Fig. 1. Hypothetical framework for the development of hepatic steatosis in Wilson disease.

Copper overload induces the production of ROS which interacts with subcellular protein structures, including the mitochondria, to cause structural and functional mitochondrial alteration and bioenergetic defects. Copper may also directly impair enzymes involved in the TCA cycle, fatty acid β-oxidation, and OXPHOS chain. Copper accumulation impairs the function of multiple nuclear transcription factors including retinoid X receptor, liver X receptor, carbohydrate-responsive element-binding protein, and sterol regulatory element-binding protein 1c. The transcript and protein levels of genes involved in cholesterol synthesis and lipogenesis are down-regulated, including HMGCR, ACC, FASN, SCD1, and ELOVL6. The impairment of PC synthesis pathways results in impaired assembly and/or export of VLDL. Together, the uptake of FFA and subsequent esterification into TAG, combined with impaired utilization of FFA and impaired assembly and/or export of VLDL, result in the net effect of hepatic lipid accumulation, or steatosis.

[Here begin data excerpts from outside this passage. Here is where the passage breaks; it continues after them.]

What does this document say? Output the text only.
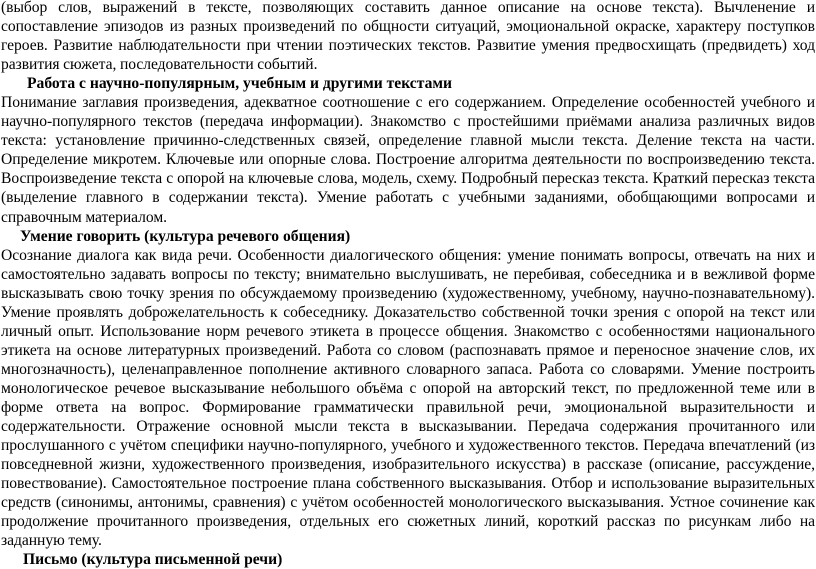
(выбор слов, выражений в тексте, позволяющих составить данное описание на основе текста). Вычленение и сопоставление эпизодов из разных произведений по общности ситуаций, эмоциональной окраске, характеру поступков героев. Развитие наблюдательности при чтении поэтических текстов. Развитие умения предвосхищать (предвидеть) ход развития сюжета, последовательности событий.

Работа с научно-популярным, учебным и другими текстами

Понимание заглавия произведения, адекватное соотношение с его содержанием. Определение особенностей учебного и научно-популярного текстов (передача информации). Знакомство с простейшими приёмами анализа различных видов текста: установление причинно-следственных связей, определение главной мысли текста. Деление текста на части. Определение микротем. Ключевые или опорные слова. Построение алгоритма деятельности по воспроизведению текста. Воспроизведение текста с опорой на ключевые слова, модель, схему. Подробный пересказ текста. Краткий пересказ текста (выделение главного в содержании текста). Умение работать с учебными заданиями, обобщающими вопросами и справочным материалом.

Умение говорить (культура речевого общения)

Осознание диалога как вида речи. Особенности диалогического общения: умение понимать вопросы, отвечать на них и самостоятельно задавать вопросы по тексту; внимательно выслушивать, не перебивая, собеседника и в вежливой форме высказывать свою точку зрения по обсуждаемому произведению (художественному, учебному, научно-познавательному). Умение проявлять доброжелательность к собеседнику. Доказательство собственной точки зрения с опорой на текст или личный опыт. Использование норм речевого этикета в процессе общения. Знакомство с особенностями национального этикета на основе литературных произведений. Работа со словом (распознавать прямое и переносное значение слов, их многозначность), целенаправленное пополнение активного словарного запаса. Работа со словарями. Умение построить монологическое речевое высказывание небольшого объёма с опорой на авторский текст, по предложенной теме или в форме ответа на вопрос. Формирование грамматически правильной речи, эмоциональной выразительности и содержательности. Отражение основной мысли текста в высказывании. Передача содержания прочитанного или прослушанного с учётом специфики научно-популярного, учебного и художественного текстов. Передача впечатлений (из повседневной жизни, художественного произведения, изобразительного искусства) в рассказе (описание, рассуждение, повествование). Самостоятельное построение плана собственного высказывания. Отбор и использование выразительных средств (синонимы, антонимы, сравнения) с учётом особенностей монологического высказывания. Устное сочинение как продолжение прочитанного произведения, отдельных его сюжетных линий, короткий рассказ по рисункам либо на заданную тему.

Письмо (культура письменной речи)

ACC, acetyl-CoA carboxylase; ApoB, apolipoprotein B; CDP-choline, cytidine-diphosphate-choline; Cu⁺, free copper; DNL, de novo lipogenesis; ELOVL6, elongation of very long chain fatty acids protein 6; FASN, fatty acid synthase; FFA, free fatty acids; HMGCR, 3-hydroxy-3-methyl-glutaryl-CoA reductase; NTF, nuclear transcription factor; OXPHOS, oxidative phosphorylation; PC, phosphatidylcholine; PEMT, phosphatidylethanolamine methyltransferase; ROS, reactive oxygen species; SCD1: stearoyl-CoA desaturase; TAG, triglycerides; TCA, tricarboxylic acid; VLDL, very low-density lipoproteins.